Pas de calendrier, pas de Persona ? C’est la question que soulève Persona 5: The Phantom X, le spin-off mobile de la célèbre série JRPG. Habitués à suivre un emploi du temps millimétré, les fans découvrent ici un système beaucoup plus souple, pensé pour s’adapter à la nature évolutive d’un jeu-service. Un choix audacieux qui réinvente l’expérience sans la trahir.
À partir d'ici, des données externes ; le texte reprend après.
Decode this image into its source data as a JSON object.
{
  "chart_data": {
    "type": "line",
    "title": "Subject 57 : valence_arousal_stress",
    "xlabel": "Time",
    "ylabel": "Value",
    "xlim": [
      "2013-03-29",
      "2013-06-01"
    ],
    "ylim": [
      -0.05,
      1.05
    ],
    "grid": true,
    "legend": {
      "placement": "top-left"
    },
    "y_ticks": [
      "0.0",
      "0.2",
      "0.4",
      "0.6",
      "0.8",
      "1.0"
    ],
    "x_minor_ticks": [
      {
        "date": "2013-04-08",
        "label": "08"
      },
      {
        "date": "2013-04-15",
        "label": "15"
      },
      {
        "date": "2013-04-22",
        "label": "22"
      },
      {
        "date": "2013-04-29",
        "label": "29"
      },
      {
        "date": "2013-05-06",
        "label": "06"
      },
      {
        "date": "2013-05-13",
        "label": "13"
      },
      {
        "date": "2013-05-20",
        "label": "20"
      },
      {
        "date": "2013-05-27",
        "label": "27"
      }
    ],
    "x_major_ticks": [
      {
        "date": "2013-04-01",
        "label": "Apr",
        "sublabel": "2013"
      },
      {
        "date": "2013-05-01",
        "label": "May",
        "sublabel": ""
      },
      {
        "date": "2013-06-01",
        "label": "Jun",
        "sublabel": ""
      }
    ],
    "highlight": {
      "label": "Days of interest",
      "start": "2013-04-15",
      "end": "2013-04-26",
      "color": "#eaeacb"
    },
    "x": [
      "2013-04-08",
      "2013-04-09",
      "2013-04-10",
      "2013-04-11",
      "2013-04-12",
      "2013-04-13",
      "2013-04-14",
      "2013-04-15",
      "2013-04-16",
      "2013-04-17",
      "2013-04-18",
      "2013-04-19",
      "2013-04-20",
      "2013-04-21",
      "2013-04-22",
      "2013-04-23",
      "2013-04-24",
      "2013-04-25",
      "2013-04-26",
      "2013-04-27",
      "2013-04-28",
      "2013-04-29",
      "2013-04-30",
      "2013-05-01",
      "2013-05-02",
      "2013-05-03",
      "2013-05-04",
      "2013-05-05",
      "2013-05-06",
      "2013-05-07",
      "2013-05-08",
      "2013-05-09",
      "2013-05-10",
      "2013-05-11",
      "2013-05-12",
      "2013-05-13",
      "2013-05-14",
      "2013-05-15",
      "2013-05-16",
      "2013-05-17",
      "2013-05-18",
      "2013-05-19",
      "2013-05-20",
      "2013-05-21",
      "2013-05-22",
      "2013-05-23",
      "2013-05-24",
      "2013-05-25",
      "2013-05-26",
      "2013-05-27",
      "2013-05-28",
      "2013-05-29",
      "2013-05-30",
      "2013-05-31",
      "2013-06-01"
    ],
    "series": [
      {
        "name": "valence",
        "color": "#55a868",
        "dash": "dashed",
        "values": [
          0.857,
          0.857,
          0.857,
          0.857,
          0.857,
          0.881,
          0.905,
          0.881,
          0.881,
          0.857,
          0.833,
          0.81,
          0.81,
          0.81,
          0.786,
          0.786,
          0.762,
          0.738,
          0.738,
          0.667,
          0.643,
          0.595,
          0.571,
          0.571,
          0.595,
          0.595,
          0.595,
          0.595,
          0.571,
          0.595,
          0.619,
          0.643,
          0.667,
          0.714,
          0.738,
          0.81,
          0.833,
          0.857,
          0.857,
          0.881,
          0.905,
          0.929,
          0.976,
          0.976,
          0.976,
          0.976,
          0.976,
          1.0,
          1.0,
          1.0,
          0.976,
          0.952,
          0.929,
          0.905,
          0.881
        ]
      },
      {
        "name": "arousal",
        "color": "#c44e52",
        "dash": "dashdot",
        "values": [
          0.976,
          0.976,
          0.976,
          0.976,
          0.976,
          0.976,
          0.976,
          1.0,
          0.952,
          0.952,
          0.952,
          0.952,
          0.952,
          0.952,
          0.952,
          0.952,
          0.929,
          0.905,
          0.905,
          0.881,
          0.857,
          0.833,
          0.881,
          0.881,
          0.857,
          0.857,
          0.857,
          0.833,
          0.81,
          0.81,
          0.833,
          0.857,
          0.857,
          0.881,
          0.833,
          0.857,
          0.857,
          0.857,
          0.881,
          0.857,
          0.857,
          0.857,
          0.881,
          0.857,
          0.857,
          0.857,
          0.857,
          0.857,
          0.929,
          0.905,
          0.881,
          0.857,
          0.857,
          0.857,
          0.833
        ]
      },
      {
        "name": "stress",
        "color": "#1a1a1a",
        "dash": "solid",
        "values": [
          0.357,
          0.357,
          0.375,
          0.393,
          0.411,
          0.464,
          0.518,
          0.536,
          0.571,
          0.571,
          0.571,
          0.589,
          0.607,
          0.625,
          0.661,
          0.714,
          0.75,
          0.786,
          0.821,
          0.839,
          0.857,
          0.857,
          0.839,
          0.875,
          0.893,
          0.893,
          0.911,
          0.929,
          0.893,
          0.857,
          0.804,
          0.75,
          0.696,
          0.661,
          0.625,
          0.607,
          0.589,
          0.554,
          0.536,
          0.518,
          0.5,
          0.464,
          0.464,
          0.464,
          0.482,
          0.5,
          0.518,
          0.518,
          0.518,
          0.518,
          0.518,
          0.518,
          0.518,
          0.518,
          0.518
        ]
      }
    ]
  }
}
Un système emblématique mis de côté
Dans tous les Persona depuis le troisième, le calendrier joue un rôle central : chaque journée compte. Entre les cours au lycée, les relations sociales à développer et les heures passées dans les donjons, le joueur jongle avec les priorités sous pression constante. Ce cadre structurant fait partie intégrante de l’ADN de la série.
Mais avec The Phantom X, cet emploi du temps disparaît au profit d’un format plus informel, divisé en trois temps : hier, aujourd’hui, demain. Un repère flou mais assumé, qui suit la logique des jeux mobiles fonctionnant sur un modèle de service en ligne. Résultat : pas de dead-line pour sauver le monde avant une date précise, pas de vérification des jours de la semaine avant d’organiser une sortie avec un confident.
Ce changement n’est pas dû au hasard. Yohsuke Uda, producteur principal du jeu, explique que convaincre les équipes de laisser tomber le système classique du calendrier n’a pas été simple. L’objectif était de retranscrire la sensation propre à Persona 5, sans figer les joueurs dans des rythmes individuels qui nuiraient à l’expérience collective, essentielle dans un jeu en ligne.

Adieu printemps, été, automne, hiver ?
Mais ce revirement de structure a aussi ses conséquences. En supprimant le calendrier classique, The Phantom X met de côté les transitions de saisons, un détail pourtant fort dans l’atmosphère de Persona. Le passage du temps, très incarné dans les épisodes principaux via des changements visuels et sonores, participait pleinement à l’immersion, au-delà du gameplay.
Pour éviter de perdre cette touche si particulière, le spin-off mise sur des événements en temps réel. L’été, Noël, et d’autres moments clés de l’année seront célébrés via des événements ponctuels, calés sur le rythme du monde réel. Une solution hybride, pas inintéressante, qui reste à juger sur la durée.
Un format qui trouve son rythme
En pratique, ce nouveau modèle semble tenir la route. Le changement permet de fluidifier le jeu, d’éviter la pression des jours qui défilent, et de rendre l’expérience plus accessible sur mobile, là où les sessions de jeu sont souvent plus courtes et moins régulières. The Phantom X se rapproche plus d’un jeu en constante évolution que d’un récit scripté de A à Z.
La preuve, le jeu célèbre actuellement son demi-anniversaire, un jalon classique dans les gacha. À cette occasion, les sœurs Caroline et Justine, gardiennes de la Velvet Room dans Persona 5, deviennent jouables. Du fan service bien senti, conçu pour relancer l’intérêt et fidéliser les joueurs, tout en s’inscrivant dans un univers déjà bien connu.
- Pas de calendrier classique
- Ressenti Persona 5 conservé
- Progresser sans pression
- Événements saisonniers en temps réel
- Contenus régulièrement mis à jour
Persona 5: The Phantom X prend donc le pari de réinventer une partie essentielle de la série tout en maintenant son âme. Un choix risqué mais cohérent avec les attentes d’un jeu-service, qui cherche à fidéliser plutôt qu’à presser. Pour les puristes, ce sera peut-être un petit crève-cœur. Pour les joueurs mobiles, c’est une adaptation bien calibrée.